Hugo Folch of Cardona and Gandía, known as "the Navarrese" (?, ~1405 - ?, ~1470) was Duke of Gandía (1425-1433) and gentleman of Guadalest. He was son of the count of Cardona Juan Ramón Folch and of Cardona, and Joana of Gandía. In 1412, due to the death of his maternal grandfather Alfonso of Aragon and Foix, he inherited the Señoría of Ondara and Gandia.

Gandia was very active the sugar industry. Hugo of Cardona possessed the monopoly to exploit sugar in Gandia. He sold the business during the second half of the 15th century to the  stockists of the Magna Societas Alemannorum of Ravensburg.

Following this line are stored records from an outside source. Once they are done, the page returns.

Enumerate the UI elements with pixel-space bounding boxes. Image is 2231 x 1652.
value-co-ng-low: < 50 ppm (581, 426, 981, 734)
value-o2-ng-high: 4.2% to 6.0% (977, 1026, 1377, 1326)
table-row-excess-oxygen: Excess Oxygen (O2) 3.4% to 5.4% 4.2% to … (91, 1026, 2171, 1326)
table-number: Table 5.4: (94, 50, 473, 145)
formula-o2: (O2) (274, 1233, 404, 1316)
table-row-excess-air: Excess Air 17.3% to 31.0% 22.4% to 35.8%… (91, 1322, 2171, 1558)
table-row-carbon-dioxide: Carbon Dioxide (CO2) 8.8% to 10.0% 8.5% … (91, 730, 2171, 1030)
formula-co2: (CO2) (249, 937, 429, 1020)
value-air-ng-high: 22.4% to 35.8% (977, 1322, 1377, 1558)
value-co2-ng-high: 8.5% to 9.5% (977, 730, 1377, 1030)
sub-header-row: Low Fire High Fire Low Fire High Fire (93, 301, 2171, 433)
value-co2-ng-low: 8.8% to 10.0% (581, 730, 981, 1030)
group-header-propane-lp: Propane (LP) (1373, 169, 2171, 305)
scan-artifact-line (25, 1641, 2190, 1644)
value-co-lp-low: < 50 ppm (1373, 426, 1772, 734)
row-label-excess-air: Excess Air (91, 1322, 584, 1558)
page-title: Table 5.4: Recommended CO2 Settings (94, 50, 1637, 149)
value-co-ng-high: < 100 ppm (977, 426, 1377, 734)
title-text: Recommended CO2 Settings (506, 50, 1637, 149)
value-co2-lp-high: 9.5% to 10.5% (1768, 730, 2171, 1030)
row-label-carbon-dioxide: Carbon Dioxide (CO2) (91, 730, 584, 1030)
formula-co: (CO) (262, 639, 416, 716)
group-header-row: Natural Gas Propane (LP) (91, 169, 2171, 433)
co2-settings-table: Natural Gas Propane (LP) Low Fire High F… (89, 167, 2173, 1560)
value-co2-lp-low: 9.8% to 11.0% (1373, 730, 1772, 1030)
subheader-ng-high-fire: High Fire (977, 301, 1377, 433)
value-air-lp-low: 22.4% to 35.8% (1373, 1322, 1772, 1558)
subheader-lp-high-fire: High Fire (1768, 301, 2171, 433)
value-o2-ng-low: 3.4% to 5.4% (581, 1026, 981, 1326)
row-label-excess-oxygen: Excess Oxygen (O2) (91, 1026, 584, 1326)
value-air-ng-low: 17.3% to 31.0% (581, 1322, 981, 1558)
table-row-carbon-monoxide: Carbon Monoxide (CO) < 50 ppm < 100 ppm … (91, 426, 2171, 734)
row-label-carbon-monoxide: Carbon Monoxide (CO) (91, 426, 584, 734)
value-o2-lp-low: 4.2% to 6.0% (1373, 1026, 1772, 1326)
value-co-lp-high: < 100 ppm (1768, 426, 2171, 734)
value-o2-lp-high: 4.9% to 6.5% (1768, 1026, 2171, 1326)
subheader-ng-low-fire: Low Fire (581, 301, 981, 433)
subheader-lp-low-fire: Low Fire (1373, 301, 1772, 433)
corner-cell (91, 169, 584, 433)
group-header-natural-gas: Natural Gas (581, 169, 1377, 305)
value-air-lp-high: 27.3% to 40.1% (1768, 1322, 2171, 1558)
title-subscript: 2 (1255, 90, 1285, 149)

From his mother he inherited, Calasanz and Sanui in Ribagorza, and Guadalest and Confrides in the Kingdom of Valencia. He received the barony of Guadalest in the inheritance of his mother. In 1424 he joined the king Alfonso V of Aragon in Kingdom of Naples. He established himself in Valencia, where in 1476 he litigated against his son Juan. In 1427 Hugo de Cardona married Blanca of Navarre, lady of Caparrosso, Aézcoa, Carazar and Caseda, daughter of Juana of Navarra who was natural daughter of the king Charles II of Navarre.

With this wife he had four children: 
 Juan of Cardona and of Navarra baron of Guadalest and greater butler of Charles III of Navarre.
 Beatriz of Cardona.
 Onofre of Cardona, baron of Guadalest, married Beatriu Bou, of the family Bou, gentlemen of Callosa and Tàrbena.